Medical Association ethics committee chairwoman Tricia Briscoe said Mrs Page's actions were beyond doctors' responsibilities.

"If the patient has all her marbles, then they have the right to choose what they wish to do in terms of treatment."

Food and water did not even count as treatment and was outside the realm of a doctor's medical conduct, Ms Briscoe said.

Even though doctors could not assist in suicide, they could give patients painkillers that hasten their deaths. A doctor was there to alleviate a patient's suffering, not to ward off death, she said.

But Mrs Page's husband, Barry Page, separated for 12 years, said the hospital was not doing enough and Auckland criminal defence lawyer Shane Tait told nzherald.co.nz that if a doctor intervened, a conviction was unlikely.

"It would be a very brave jury to convict a medical practitioner in those circumstances," Mr Tait said.

Force feeding Mrs Page would only "technically" be assault. There were enough protections for doctors and for intervening in a suicide attempt that would defend them, Mr Tait said.

The Crimes Act, Section 41, says everyone is justified in using reasonable force to prevent a suicide.

But Otago University Professor John Dawson, an expert in mental health law, told Radio New Zealand that the clause was for emergencies such as someone about to jump off a building and would not apply in Mrs Page's case.

"But Mrs Page isn't that kind of case. It's not an emergency," Mr Dawson said.

The more relevant legal clause was a person's right to refuse treatment, protected in the Bill of Rights, he said.

"It's not illegal or criminal to commit suicide," Mr Dawson said.

Mr Page told Radio New Zealand that his wife was starving herself to death in a "hunger strike" because the hospital would not help walk her to the toilet and would not get her a wheelchair with a seat that did not hurt her.

There had been previous episodes where he had intervened because Mrs Page "didn't want to continue to live", and this time he expected the hospital to do the same, Mr Page said.

Mrs Page was on a waiting list and several months away from getting the things she wanted, he said.

St John of God was passively supporting her decision, he said.

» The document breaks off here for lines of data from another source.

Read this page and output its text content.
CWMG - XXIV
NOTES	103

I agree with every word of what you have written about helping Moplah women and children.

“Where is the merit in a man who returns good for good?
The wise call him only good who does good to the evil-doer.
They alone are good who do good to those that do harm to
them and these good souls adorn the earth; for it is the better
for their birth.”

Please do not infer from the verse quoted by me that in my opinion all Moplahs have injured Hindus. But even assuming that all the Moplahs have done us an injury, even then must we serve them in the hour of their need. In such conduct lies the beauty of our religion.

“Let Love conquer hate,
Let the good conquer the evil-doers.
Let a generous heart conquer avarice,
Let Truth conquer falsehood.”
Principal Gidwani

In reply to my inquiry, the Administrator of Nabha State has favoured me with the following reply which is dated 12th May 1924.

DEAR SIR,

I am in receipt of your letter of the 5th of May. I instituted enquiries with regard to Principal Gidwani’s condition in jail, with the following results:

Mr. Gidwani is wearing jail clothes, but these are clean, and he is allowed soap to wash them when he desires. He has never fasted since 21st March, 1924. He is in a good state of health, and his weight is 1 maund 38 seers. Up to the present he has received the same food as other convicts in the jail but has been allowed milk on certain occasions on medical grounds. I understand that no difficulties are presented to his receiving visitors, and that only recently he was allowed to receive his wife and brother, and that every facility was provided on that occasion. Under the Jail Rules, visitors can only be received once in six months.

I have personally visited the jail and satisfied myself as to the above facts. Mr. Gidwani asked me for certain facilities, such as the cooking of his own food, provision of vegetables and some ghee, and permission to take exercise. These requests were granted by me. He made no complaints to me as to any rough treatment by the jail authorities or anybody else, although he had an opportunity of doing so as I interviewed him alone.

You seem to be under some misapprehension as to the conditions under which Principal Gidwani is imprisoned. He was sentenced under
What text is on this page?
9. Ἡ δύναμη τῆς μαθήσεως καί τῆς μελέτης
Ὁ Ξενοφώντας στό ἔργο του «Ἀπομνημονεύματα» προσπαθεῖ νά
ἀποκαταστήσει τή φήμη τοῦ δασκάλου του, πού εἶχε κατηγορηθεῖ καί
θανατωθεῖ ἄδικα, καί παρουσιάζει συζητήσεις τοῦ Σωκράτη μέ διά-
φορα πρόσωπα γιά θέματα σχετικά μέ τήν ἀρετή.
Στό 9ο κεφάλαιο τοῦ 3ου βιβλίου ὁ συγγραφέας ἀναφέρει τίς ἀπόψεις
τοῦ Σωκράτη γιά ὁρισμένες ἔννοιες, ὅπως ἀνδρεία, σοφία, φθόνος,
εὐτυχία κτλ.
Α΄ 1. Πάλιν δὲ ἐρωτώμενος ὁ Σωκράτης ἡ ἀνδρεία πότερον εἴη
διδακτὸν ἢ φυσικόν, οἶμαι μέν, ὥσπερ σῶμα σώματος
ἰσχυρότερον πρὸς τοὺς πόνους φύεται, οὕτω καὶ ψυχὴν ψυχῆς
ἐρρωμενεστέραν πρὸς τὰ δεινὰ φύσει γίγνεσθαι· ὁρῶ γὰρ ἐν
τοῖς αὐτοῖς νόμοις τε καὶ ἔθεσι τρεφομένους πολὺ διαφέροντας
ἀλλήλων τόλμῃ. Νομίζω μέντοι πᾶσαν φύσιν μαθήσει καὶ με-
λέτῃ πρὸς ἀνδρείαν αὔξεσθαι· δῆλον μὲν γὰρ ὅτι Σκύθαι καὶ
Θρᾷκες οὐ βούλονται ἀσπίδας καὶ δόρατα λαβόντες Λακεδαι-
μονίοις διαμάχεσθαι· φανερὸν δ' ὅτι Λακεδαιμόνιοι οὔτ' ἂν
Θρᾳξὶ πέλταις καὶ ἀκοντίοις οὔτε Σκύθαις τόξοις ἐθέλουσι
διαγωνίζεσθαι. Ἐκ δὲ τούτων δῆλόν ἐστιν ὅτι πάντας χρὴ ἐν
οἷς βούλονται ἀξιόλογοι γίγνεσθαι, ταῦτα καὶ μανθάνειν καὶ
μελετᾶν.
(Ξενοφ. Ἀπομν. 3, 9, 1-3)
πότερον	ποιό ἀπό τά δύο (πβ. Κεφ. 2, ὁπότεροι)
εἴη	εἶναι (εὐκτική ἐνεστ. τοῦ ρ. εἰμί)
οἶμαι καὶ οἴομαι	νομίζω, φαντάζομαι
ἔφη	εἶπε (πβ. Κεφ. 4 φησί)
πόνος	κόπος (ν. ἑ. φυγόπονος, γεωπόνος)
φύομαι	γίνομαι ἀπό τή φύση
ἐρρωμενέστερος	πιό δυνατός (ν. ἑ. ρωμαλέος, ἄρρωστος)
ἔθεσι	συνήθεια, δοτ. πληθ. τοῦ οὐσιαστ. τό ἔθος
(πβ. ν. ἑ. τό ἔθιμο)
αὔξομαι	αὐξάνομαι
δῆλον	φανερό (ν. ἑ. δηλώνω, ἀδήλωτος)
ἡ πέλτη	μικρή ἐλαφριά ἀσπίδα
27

If Mrs Page was young and fit - she suffered a cerebral haemorrhage 20 years ago and is disabled - society would not put up with it, Mr Page said.

The hospital's chief executive, Ralph La Salle, was asked on Radio New Zealand whether the hospital had made an urgent effort to get Mrs Page bumped up on the DHB's waiting list so she could get what she wanted.

"I can undertake to speak to the DHB," Mr La Salle responded.

"Everybody in the health system ends up having to wait. That's the health system at this point in time."

The hospital had fulfilled all its legal obligations, he said.

Mrs Page had been assessed as capable of making her own decisions, and staff asked her everyday if she wanted to eat, Mr La Salle said.

She had a right to refuse treatment and had clearly indicated she no longer wanted to live, he said.

Mr La Salle denied the hospital was not helping Mrs Page walk to the toilet.

Her daughter has enduring power of attorney but is legally unable to make decisions for Mrs Page unless she is incapable of making them herself.

* Crimes Act Section 41 - Prevention of suicide or certain offences: Every one is justified in using such force as may be reasonably necessary in order to prevent the commission of suicide, or the commission of an offence which would be likely to cause immediate and serious injury to the person or property of any one, or in order to prevent any act being done which he believes, on reasonable grounds, would, if committed, amount to suicide or to any such offence.